Hae Bee Hiam: Finely mince 30 pieces of peeled shallots and 15 peeled garlic cloves in the blender. Finely mince 20 pieces of dried chilli (soak in water to rehydrate for 1 hour, then drain), and 15 pieces of fresh chilli in the blender. Finely pound 150g of prepared dried shrimp (hae bee) in the mortar and pestle for a better texture. (To prepare shrimp, wash and then soak in water for 30 minutes, drain.) Heat ½ cup cooking oil in wok and fry the shallot, garlic and chilli mixture till fragrant, about 5 minutes. Add the shrimp and fry for 15 minutes more—you want it to be on the moist side. Season with 3 to 4 tbsp sugar and some light soy sauce to taste. Drain off most of the oil and let it cool completely before storing in a bottle.

 

The day before:

Prepare hae bee hiam. Cut pork into 2-cm cubes and marinate with 2 tbsp superior dark soy sauce, 2 tbsp light soy sauce, a generous dash of pepper and ½ tbsp five-spice powder for a few hours.
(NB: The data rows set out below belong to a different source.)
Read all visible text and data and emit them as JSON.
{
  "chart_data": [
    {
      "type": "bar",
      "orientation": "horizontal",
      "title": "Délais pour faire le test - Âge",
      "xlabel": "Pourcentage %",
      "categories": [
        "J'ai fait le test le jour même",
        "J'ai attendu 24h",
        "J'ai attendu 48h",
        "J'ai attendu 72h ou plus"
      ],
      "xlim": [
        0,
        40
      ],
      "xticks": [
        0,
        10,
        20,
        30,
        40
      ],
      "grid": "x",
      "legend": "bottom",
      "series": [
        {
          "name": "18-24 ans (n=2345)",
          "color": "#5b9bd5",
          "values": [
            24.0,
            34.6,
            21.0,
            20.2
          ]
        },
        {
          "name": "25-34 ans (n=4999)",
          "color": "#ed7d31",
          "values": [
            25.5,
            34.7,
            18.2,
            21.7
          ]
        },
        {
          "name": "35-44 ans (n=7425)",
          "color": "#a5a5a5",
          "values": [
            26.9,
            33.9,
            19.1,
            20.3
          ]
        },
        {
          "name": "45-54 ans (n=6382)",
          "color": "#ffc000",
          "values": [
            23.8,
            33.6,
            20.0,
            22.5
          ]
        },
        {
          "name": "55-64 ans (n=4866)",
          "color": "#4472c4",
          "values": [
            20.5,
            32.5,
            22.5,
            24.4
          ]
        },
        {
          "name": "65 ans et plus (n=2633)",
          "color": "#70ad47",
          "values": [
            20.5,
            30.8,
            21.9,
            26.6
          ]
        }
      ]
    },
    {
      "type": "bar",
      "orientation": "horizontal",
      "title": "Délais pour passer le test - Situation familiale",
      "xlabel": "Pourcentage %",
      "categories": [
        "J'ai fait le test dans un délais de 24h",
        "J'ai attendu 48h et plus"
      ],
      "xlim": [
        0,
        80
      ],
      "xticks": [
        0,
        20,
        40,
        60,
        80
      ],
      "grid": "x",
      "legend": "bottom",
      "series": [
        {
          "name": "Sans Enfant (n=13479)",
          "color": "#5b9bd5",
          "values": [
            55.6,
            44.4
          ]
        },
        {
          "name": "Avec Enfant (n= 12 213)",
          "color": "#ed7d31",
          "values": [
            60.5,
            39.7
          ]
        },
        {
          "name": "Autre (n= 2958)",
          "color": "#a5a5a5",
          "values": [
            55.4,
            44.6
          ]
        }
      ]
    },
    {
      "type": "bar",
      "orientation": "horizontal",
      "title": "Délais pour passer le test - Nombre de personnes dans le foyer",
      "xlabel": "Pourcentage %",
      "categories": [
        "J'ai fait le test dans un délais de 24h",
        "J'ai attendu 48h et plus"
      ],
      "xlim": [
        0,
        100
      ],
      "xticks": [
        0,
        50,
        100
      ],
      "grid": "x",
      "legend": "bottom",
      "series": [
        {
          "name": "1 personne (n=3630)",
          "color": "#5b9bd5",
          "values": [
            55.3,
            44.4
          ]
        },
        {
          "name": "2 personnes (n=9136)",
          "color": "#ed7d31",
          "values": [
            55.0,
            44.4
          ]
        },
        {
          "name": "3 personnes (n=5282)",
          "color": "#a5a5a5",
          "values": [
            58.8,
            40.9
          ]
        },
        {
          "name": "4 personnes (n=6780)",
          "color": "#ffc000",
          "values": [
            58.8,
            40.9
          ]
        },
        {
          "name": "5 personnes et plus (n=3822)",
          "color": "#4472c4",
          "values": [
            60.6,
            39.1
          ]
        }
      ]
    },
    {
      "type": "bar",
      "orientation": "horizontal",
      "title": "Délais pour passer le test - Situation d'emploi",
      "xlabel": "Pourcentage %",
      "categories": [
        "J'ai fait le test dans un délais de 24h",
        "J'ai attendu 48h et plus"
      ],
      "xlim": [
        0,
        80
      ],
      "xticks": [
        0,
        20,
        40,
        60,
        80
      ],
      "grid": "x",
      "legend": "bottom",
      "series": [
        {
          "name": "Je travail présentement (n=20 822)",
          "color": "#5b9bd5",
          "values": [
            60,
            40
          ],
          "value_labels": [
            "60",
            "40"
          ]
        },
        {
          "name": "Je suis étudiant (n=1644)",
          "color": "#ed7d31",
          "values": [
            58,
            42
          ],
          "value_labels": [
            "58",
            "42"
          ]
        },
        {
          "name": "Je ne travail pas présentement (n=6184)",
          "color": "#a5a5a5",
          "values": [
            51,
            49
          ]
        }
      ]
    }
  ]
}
Clean chestnuts by picking off any residual shells and boil for 30 minutes until softened. Soak mushrooms in water until softened.

 

To cook pork: Heat up 2 tbsp of cooking oil and fry 4 cloves of minced garlic till fragrant. Add the pork and stir fry till just cooked. Let it cool down slightly and pour any residual gravy into a bowl. Divide in between the bowls of drained chestnuts and mushrooms to marinate in overnight.

 

Prepare lotus leaves: pass them through a wok-full of boiling water to soften it slightly then soak them overnight in pails of tap water.

 

If you want softer rice in the dumplings, soak them overnight in tap water. If not, it can be prepared the next day for a dumpling firmer in texture which is what Madam Lim prefers.

 

The day itself:

Line your kitchen floor with plastic and prepare some laundry poles for hanging the dumplings, with bundles of raffia string that have been soaked and softened in water for easy tying. Drain the leaves and pat them dry. Discard any torn ones with large holes.

 

If you have soaked rice the night before, drain it well. Heat up 2 tbsp of cooking oil and fry 4 cloves of minced garlic till fragrant. Add the rice and stir fry well to coat the grains with oil. Season with 2 tbsp superior black soy sauce, salt to taste; and a generous dash of pepper as well as five-spice powder. Let it cool down.

 

Steam the salted eggs for 12 to 15 minutes, let it cool down slightly and remove the shell. Set aside the egg whites to consume later, and halve each yolk.

 

To facilitate any first-timers, here’s a video showing a step-by-step (and very much slowed down!) demonstration of how to wrap a dumpling.

 

To fill the bak zhang, select 2 leaves and place the tail end of one lining up with the top end of the other. Form them into a conical shape, then pack 1 tbsp of rice inside, fill 4 to 5 cubes of meat, a mushroom, a chestnut, half an egg yolk if using, and spread 1 tbsp of hae bee hiam over this. Cover with about 1.5 tbsp more rice, packing it in firmly with the back of the spoon. Fold over and form the conical dumpling shape, then fasten firmly with 2 rounds of raffia. Ensure that the rice is well-packed inside with no holes in the leaves, fasten firmly with the raffia or else the dumpling will be waterlogged during the cooking process later. Repeat till all the filling is used up.

 

Immerse dumplings in a large pot of well-salted water and boil for 90 minutes or until the rice is well-cooked to your liking. Hang on the poles to cool completely and wait till the next day to consume so the flavours can meld. Leftovers can be refrigerated for up to a week, and frozen for up to 2 months. Steam for 15 to 20 minutes to reheat.